PRETORIA– South African Trade and Industry Minister Ron Davies says he is optimistic that the new year will bring good fortune as the country starts to get on top of some of the challenges it faces, including issues of governance at State-owned companies.

Last year, it is no secret, was an extremely difficult and challenging year for the South African economy. There are reasons to be optimistic that this year 2018 will be a year that will allow us to perform better than we did last year, she said when addressing the 5th South African Premier Business Awards (SAPBA) hosted by the Depart of Trade and Industry (dti) here Tuesday night.

The world economy is predicted to achieve its highest level of growth at 3.6 per cent this year since the recession of 2007/2008, according to the International Monetary Fund (IMF).

I think we must not over-rate the impact of this because as the IMF says, this is a cyclical bounce.
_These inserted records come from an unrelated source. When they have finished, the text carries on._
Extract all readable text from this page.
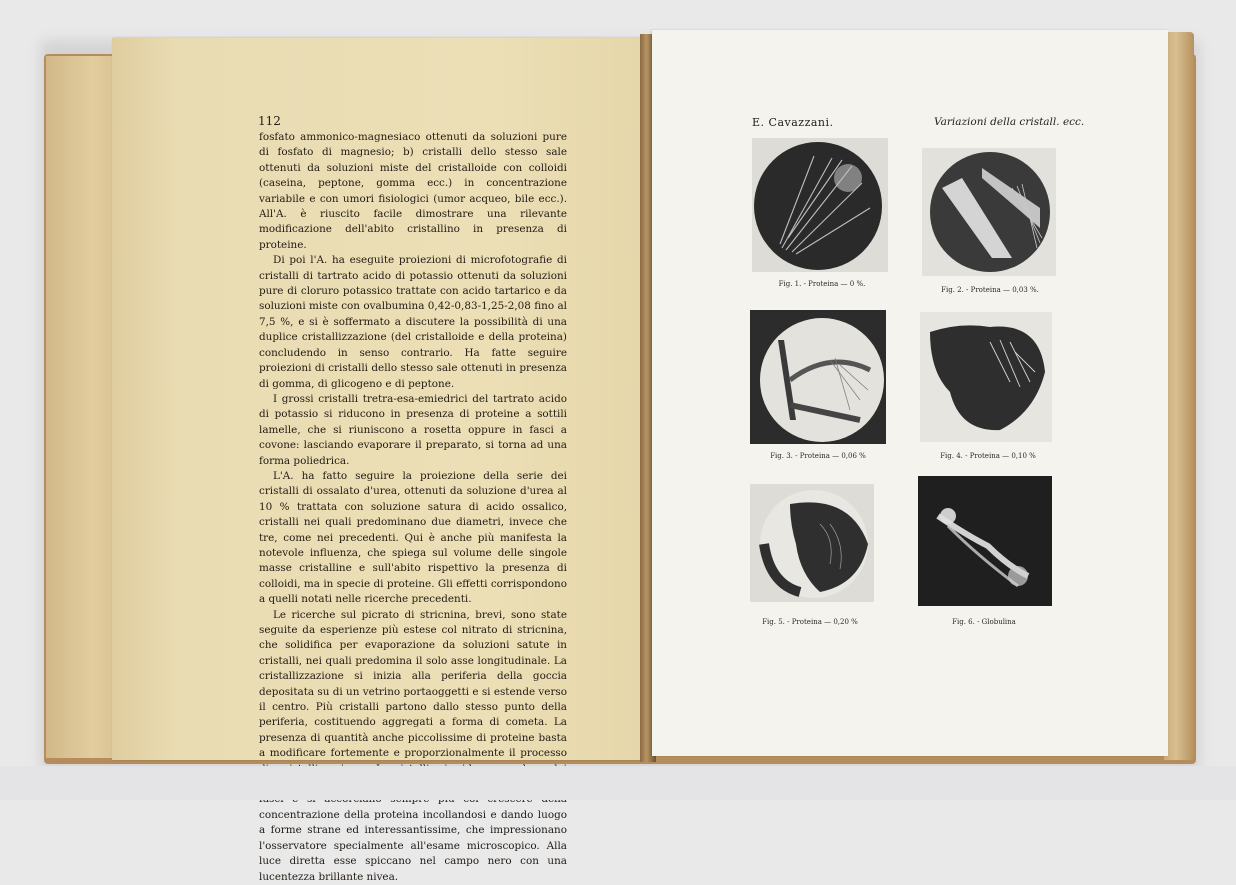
112

fosfato ammonico-magnesiaco ottenuti da soluzioni pure di fosfato di magnesio; b) cristalli dello stesso sale ottenuti da soluzioni miste del cristalloide con colloidi (caseina, peptone, gomma ecc.) in concentrazione variabile e con umori fisiologici (umor acqueo, bile ecc.). All'A. è riuscito facile dimostrare una rilevante modificazione dell'abito cristallino in presenza di proteine.

Di poi l'A. ha eseguite proiezioni di microfotografie di cristalli di tartrato acido di potassio ottenuti da soluzioni pure di cloruro potassico trattate con acido tartarico e da soluzioni miste con ovalbumina 0,42-0,83-1,25-2,08 fino al 7,5 %, e si è soffermato a discutere la possibilità di una duplice cristallizzazione (del cristalloide e della proteina) concludendo in senso contrario. Ha fatte seguire proiezioni di cristalli dello stesso sale ottenuti in presenza di gomma, di glicogeno e di peptone.

I grossi cristalli tretra-esa-emiedrici del tartrato acido di potassio si riducono in presenza di proteine a sottili lamelle, che si riuniscono a rosetta oppure in fasci a covone: lasciando evaporare il preparato, si torna ad una forma poliedrica.

L'A. ha fatto seguire la proiezione della serie dei cristalli di ossalato d'urea, ottenuti da soluzione d'urea al 10 % trattata con soluzione satura di acido ossalico, cristalli nei quali predominano due diametri, invece che tre, come nei precedenti. Qui è anche più manifesta la notevole influenza, che spiega sul volume delle singole masse cristalline e sull'abito rispettivo la presenza di colloidi, ma in specie di proteine. Gli effetti corrispondono a quelli notati nelle ricerche precedenti.

Le ricerche sul picrato di stricnina, brevi, sono state seguite da esperienze più estese col nitrato di stricnina, che solidifica per evaporazione da soluzioni satute in cristalli, nei quali predomina il solo asse longitudinale. La cristallizzazione si inizia alla periferia della goccia depositata su di un vetrino portaoggetti e si estende verso il centro. Più cristalli partono dallo stesso punto della periferia, costituendo aggregati a forma di cometa. La presenza di quantità anche piccolissime di proteine basta a modificare fortemente e proporzionalmente il processo concentrazione della proteina incollandosi e dando luogo a forme strane ed interessantissime, che impressionano l'osservatore specialmente all'esame microscopico. Alla luce diretta esse spiccano nel campo nero con una lucentezza brillante nivea.

E. Cavazzani.	Variazioni della cristall. ecc.
Fig. 1. - Proteina — 0 %.
Fig. 2. - Proteina — 0,03 %.
Fig. 3. - Proteina — 0,06 %	Fig. 4. - Proteina — 0,10 %
Fig. 5. - Proteina — 0,20 %	Fig. 6. - Globulina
The circumstances in the world economy look a little bit better,” said Davies.

“Secondly, we have a much more positive mood among both the domestic and foreign business towards this country. That mood I think is built on the reality of a smooth and predictable transition in the ruling party’s congress at the end of 2017.”
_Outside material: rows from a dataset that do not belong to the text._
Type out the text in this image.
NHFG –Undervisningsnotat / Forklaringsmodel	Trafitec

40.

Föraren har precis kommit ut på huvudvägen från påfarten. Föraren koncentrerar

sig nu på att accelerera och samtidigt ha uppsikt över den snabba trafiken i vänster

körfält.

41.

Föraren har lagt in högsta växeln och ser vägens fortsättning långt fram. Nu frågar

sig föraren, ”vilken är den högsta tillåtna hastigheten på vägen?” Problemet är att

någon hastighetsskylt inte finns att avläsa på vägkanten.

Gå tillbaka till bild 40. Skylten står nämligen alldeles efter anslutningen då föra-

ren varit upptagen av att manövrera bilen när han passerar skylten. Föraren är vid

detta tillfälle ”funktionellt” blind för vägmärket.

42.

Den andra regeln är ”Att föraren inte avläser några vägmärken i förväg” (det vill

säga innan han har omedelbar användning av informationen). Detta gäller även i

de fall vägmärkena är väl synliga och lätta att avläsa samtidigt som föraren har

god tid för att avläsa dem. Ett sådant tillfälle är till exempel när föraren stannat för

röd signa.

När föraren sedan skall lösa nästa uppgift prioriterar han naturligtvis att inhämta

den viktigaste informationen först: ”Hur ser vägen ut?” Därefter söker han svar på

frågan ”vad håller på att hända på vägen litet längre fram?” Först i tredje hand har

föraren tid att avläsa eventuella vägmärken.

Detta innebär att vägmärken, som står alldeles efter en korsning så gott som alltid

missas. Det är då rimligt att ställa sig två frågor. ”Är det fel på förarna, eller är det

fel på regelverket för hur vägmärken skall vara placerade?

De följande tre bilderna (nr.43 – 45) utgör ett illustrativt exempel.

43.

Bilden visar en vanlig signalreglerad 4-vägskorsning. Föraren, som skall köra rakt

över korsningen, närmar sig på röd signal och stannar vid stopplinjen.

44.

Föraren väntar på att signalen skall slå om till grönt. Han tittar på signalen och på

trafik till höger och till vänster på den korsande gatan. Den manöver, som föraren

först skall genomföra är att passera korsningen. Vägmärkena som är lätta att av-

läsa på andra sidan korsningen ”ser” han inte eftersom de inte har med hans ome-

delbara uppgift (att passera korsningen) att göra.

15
He was referring to the election of a new National Executive Committee (NEC) of the ruling African National Congress (ANC) with Deputy President Cyril Ramaphosa elected as the ANC President, succeeding President Jacob Zuma as head of the party. However, President Zuma’s term as South African President runs until the next general election in 2019.

However, Davies noted that while the country was focused on turning a corner, the local economy was still facing structural challenges. While we have reason to be hopeful that this year will be better than last and that these factors will be positive for our economy they don’t mean automatically that our substantial challenges of bringing about structural transformation in our economy will be solved,” he said.

Rather what they do is that they create better circumstances for us to continue to confront the challenges that we’ve got of getting our economy onto a new qualitative different and higher growth path which is both more value added in its nature and much more industrialised.

The issue of inclusivity in the economy is one that needs to still be addressed. This is so that jobs are created and opportunities for people who have been excluded from the positions of ownership, leadership and management of the economy are brought on board, he added.

Transformation remains fundamental. Over the year we will be seeking to accelerate our efforts under better conditions to industrial and re-industrialise our economy, to move further up the value chain.